By Will Wade
The company is spinning off its panel production operations into a new company, Maxeon Solar, that will be based in Singapore with factories in France, Malaysia, Mexico and the Philippines, according to a statement Monday. As part of the deal, a Chinese supplier of silicon wafers will make a $298 million equity investment, valuing Maxeon at $1.03 billion.
SunPower described the move as a natural evolution of the maturing solar business. Panel makers once had to help create their own market by installing the equipment they manufactured. Now the market is big enough for companies to specialize in one or the other. First Solar Inc., the largest U.S. panel maker, walked away in September from the business of building solar farms to focus on manufacturing. SunPower is moving in the opposite direction.
Read More: First Solar Getting Out of the Business of Building Solar Farms
“As the industry gets bigger, you get companies that specialize,” SunPower Chief Executive Officer Tom Werner said in an interview. “It’s part of the mainstreaming of solar.”
The spin-off means the U.S. is losing a major panel maker just as U.S. President Donald Trump tries to preserve solar manufacturing jobs at home. The Trump administration imposed tariffs on solar equipment imports last year in an effort to provide domestic manufacturers with a level playing field. SunPower had won an exemption to the duties for the panels it made overseas because of the premium, high-efficiency nature of its products.

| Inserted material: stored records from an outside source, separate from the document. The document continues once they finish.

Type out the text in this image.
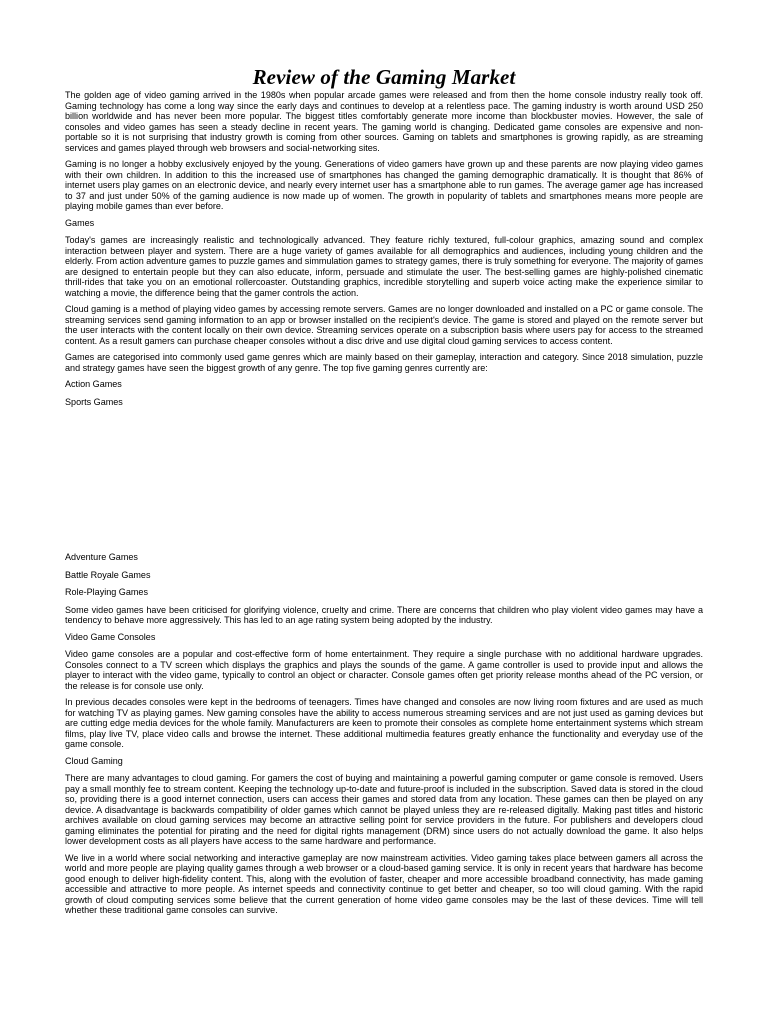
Review of the Gaming Market

The golden age of video gaming arrived in the 1980s when popular arcade games were released and from then the home console industry really took off. Gaming technology has come a long way since the early days and continues to develop at a relentless pace. The gaming industry is worth around USD 250 billion worldwide and has never been more popular. The biggest titles comfortably generate more income than blockbuster movies. However, the sale of consoles and video games has seen a steady decline in recent years. The gaming world is changing. Dedicated game consoles are expensive and non-portable so it is not surprising that industry growth is coming from other sources. Gaming on tablets and smartphones is growing rapidly, as are streaming services and games played through web browsers and social-networking sites.

Gaming is no longer a hobby exclusively enjoyed by the young. Generations of video gamers have grown up and these parents are now playing video games with their own children. In addition to this the increased use of smartphones has changed the gaming demographic dramatically. It is thought that 86% of internet users play games on an electronic device, and nearly every internet user has a smartphone able to run games. The average gamer age has increased to 37 and just under 50% of the gaming audience is now made up of women. The growth in popularity of tablets and smartphones means more people are playing mobile games than ever before.

Games

Today's games are increasingly realistic and technologically advanced. They feature richly textured, full-colour graphics, amazing sound and complex interaction between player and system. There are a huge variety of games available for all demographics and audiences, including young children and the elderly. From action adventure games to puzzle games and simmulation games to strategy games, there is truly something for everyone. The majority of games are designed to entertain people but they can also educate, inform, persuade and stimulate the user. The best-selling games are highly-polished cinematic thrill-rides that take you on an emotional rollercoaster. Outstanding graphics, incredible storytelling and superb voice acting make the experience similar to watching a movie, the difference being that the gamer controls the action.

Cloud gaming is a method of playing video games by accessing remote servers. Games are no longer downloaded and installed on a PC or game console. The streaming services send gaming information to an app or browser installed on the recipient's device. The game is stored and played on the remote server but the user interacts with the content locally on their own device. Streaming services operate on a subscription basis where users pay for access to the streamed content. As a result gamers can purchase cheaper consoles without a disc drive and use digital cloud gaming services to access content.

Games are categorised into commonly used game genres which are mainly based on their gameplay, interaction and category. Since 2018 simulation, puzzle and strategy games have seen the biggest growth of any genre. The top five gaming genres currently are:

Action Games
Sports Games
Adventure Games
Battle Royale Games
Role-Playing Games

Some video games have been criticised for glorifying violence, cruelty and crime. There are concerns that children who play violent video games may have a tendency to behave more aggressively. This has led to an age rating system being adopted by the industry.

Video Game Consoles

Video game consoles are a popular and cost-effective form of home entertainment. They require a single purchase with no additional hardware upgrades. Consoles connect to a TV screen which displays the graphics and plays the sounds of the game. A game controller is used to provide input and allows the player to interact with the video game, typically to control an object or character. Console games often get priority release months ahead of the PC version, or the release is for console use only.

In previous decades consoles were kept in the bedrooms of teenagers. Times have changed and consoles are now living room fixtures and are used as much for watching TV as playing games. New gaming consoles have the ability to access numerous streaming services and are not just used as gaming devices but are cutting edge media devices for the whole family. Manufacturers are keen to promote their consoles as complete home entertainment systems which stream films, play live TV, place video calls and browse the internet. These additional multimedia features greatly enhance the functionality and everyday use of the game console.

Cloud Gaming

There are many advantages to cloud gaming. For gamers the cost of buying and maintaining a powerful gaming computer or game console is removed. Users pay a small monthly fee to stream content. Keeping the technology up-to-date and future-proof is included in the subscription. Saved data is stored in the cloud so, providing there is a good internet connection, users can access their games and stored data from any location. These games can then be played on any device. A disadvantage is backwards compatibility of older games which cannot be played unless they are re-released digitally. Making past titles and historic archives available on cloud gaming services may become an attractive selling point for service providers in the future. For publishers and developers cloud gaming eliminates the potential for pirating and the need for digital rights management (DRM) since users do not actually download the game. It also helps lower development costs as all players have access to the same hardware and performance.

We live in a world where social networking and interactive gameplay are now mainstream activities. Video gaming takes place between gamers all across the world and more people are playing quality games through a web browser or a cloud-based gaming service. It is only in recent years that hardware has become good enough to deliver high-fidelity content. This, along with the evolution of faster, cheaper and more accessible broadband connectivity, has made gaming accessible and attractive to more people. As internet speeds and connectivity continue to get better and cheaper, so too will cloud gaming. With the rapid growth of cloud computing services some believe that the current generation of home video game consoles may be the last of these devices. Time will tell whether these traditional game consoles can survive.
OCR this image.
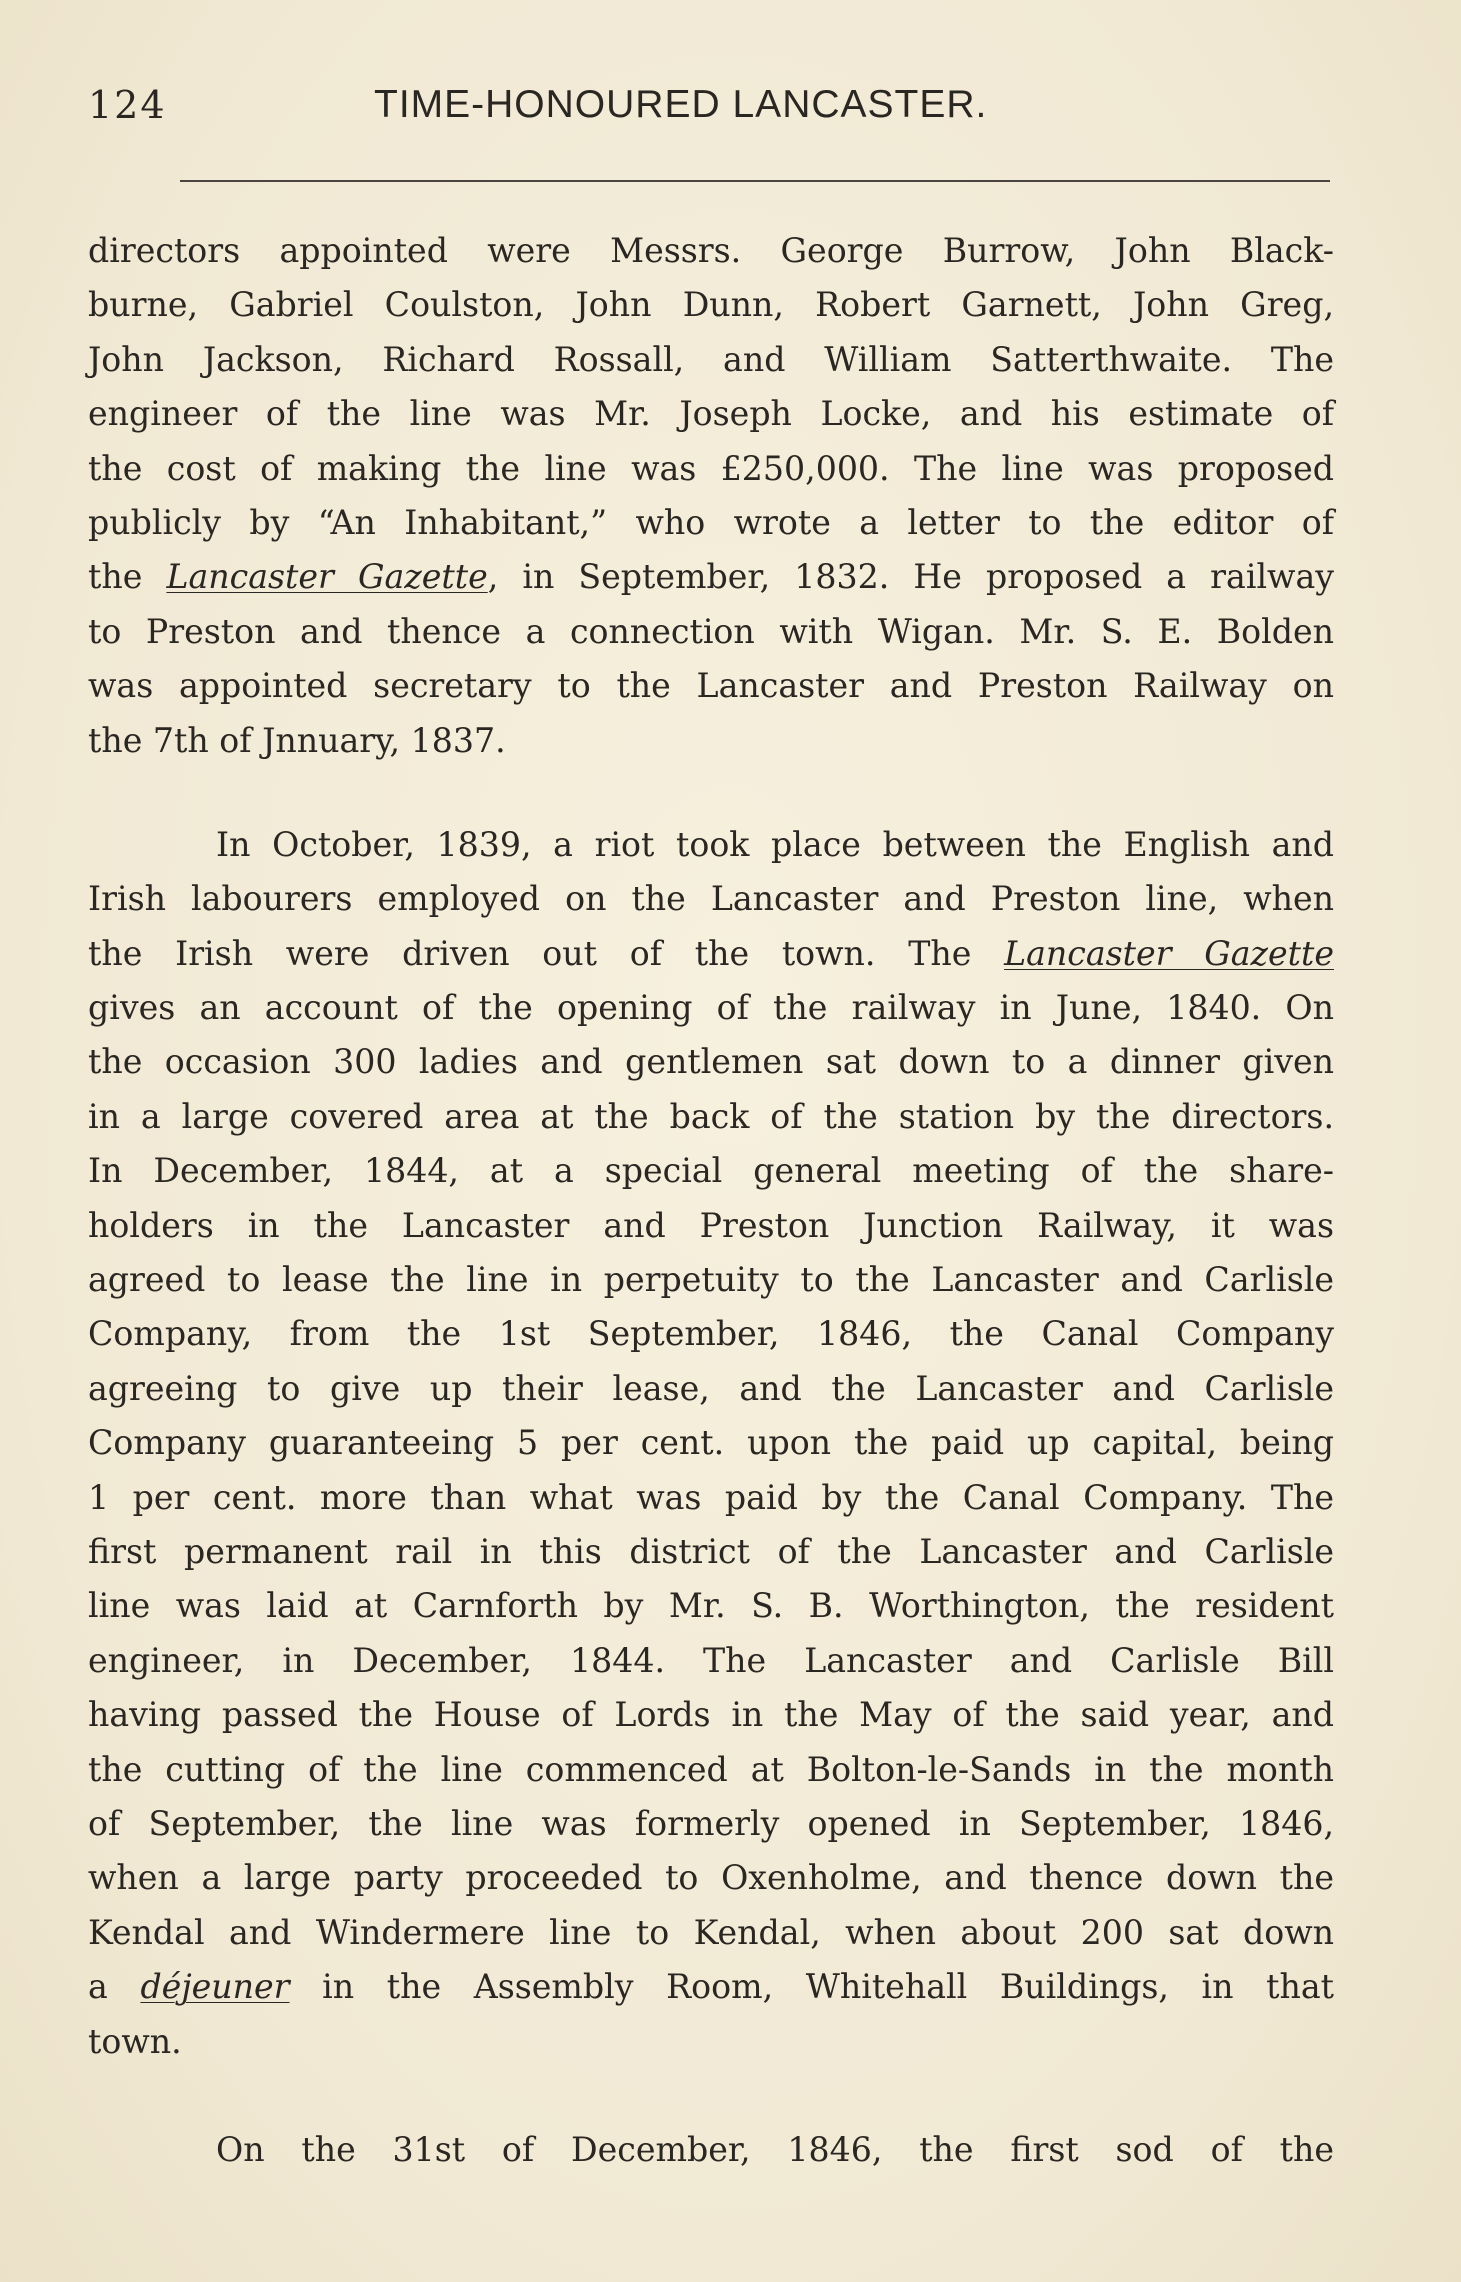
124	TIME-HONOURED LANCASTER.
directors appointed were Messrs. George Burrow, John Black-
burne, Gabriel Coulston, John Dunn, Robert Garnett, John Greg,
John Jackson, Richard Rossall, and William Satterthwaite. The
engineer of the line was Mr. Joseph Locke, and his estimate of
the cost of making the line was £250,000. The line was proposed
publicly by “An Inhabitant,” who wrote a letter to the editor of
the Lancaster Gazette, in September, 1832. He proposed a railway
to Preston and thence a connection with Wigan. Mr. S. E. Bolden
was appointed secretary to the Lancaster and Preston Railway on
the 7th of Jnnuary, 1837.
In October, 1839, a riot took place between the English and
Irish labourers employed on the Lancaster and Preston line, when
the Irish were driven out of the town. The Lancaster Gazette
gives an account of the opening of the railway in June, 1840. On
the occasion 300 ladies and gentlemen sat down to a dinner given
in a large covered area at the back of the station by the directors.
In December, 1844, at a special general meeting of the share-
holders in the Lancaster and Preston Junction Railway, it was
agreed to lease the line in perpetuity to the Lancaster and Carlisle
Company, from the 1st September, 1846, the Canal Company
agreeing to give up their lease, and the Lancaster and Carlisle
Company guaranteeing 5 per cent. upon the paid up capital, being
1 per cent. more than what was paid by the Canal Company. The
first permanent rail in this district of the Lancaster and Carlisle
line was laid at Carnforth by Mr. S. B. Worthington, the resident
engineer, in December, 1844. The Lancaster and Carlisle Bill
having passed the House of Lords in the May of the said year, and
the cutting of the line commenced at Bolton-le-Sands in the month
of September, the line was formerly opened in September, 1846,
when a large party proceeded to Oxenholme, and thence down the
Kendal and Windermere line to Kendal, when about 200 sat down
a déjeuner in the Assembly Room, Whitehall Buildings, in that
town.
On the 31st of December, 1846, the first sod of the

Werner will continue to run SunPower, based in San Jose, and hold onto a small panel factory in Oregon.
Jeff Waters, who leads SunPower’s technologies business unit, will become CEO of Maxeon, after the tax-free spin-off is complete in the second quarter.
SunPower panels are known for being the most efficient in the industry, able to convert more of the energy in sunlight into electricity. That can give its panels an advantage for space-constrained installations like rooftops, though they can also be more expensive than rivals’ products.
Tianjin Zhonghuan Semiconductor Co. will own almost 29% of Maxeon after its equity investment, and existing SunPower shareholders will own the rest. SunPower is majority-owned by the French oil giant Total SA. Shares rose 1.2% to close at $8.47 in New York Monday.
In the early days of renewable energy, SunPower and First Solar both built and sold some of the biggest U.S. solar farms. That strategy was born in part by a need for the panel producers to create markets for their products, according to Pavel Molchanov, an analyst with Raymond James & Associates.
Renewables have become more common since then, and the price for solar panels has plunged. Companies are now choosing to specialize in an effort to find an edge over their rivals. “The one-stop-shop of 10 years ago is largely in the rear-view mirror,” Molchanov said.
First Solar sees that edge in manufacturing. It rolled out its flagship Series 6 product and just started production at a new $1 billion factory in Ohio. In September, the company said it would move away from building power plants.
SunPower said it will focus on installing residential and commercial rooftop solar projects. It’s already one of the biggest suppliers, competing against Sunrun Inc., Vivint Solar Inc and Tesla Inc.’s energy unit. That market is expected to grow after a California law that requires solar panels on most new houses takes effect in January, and Werner said he has deals to supply 18 major home builders.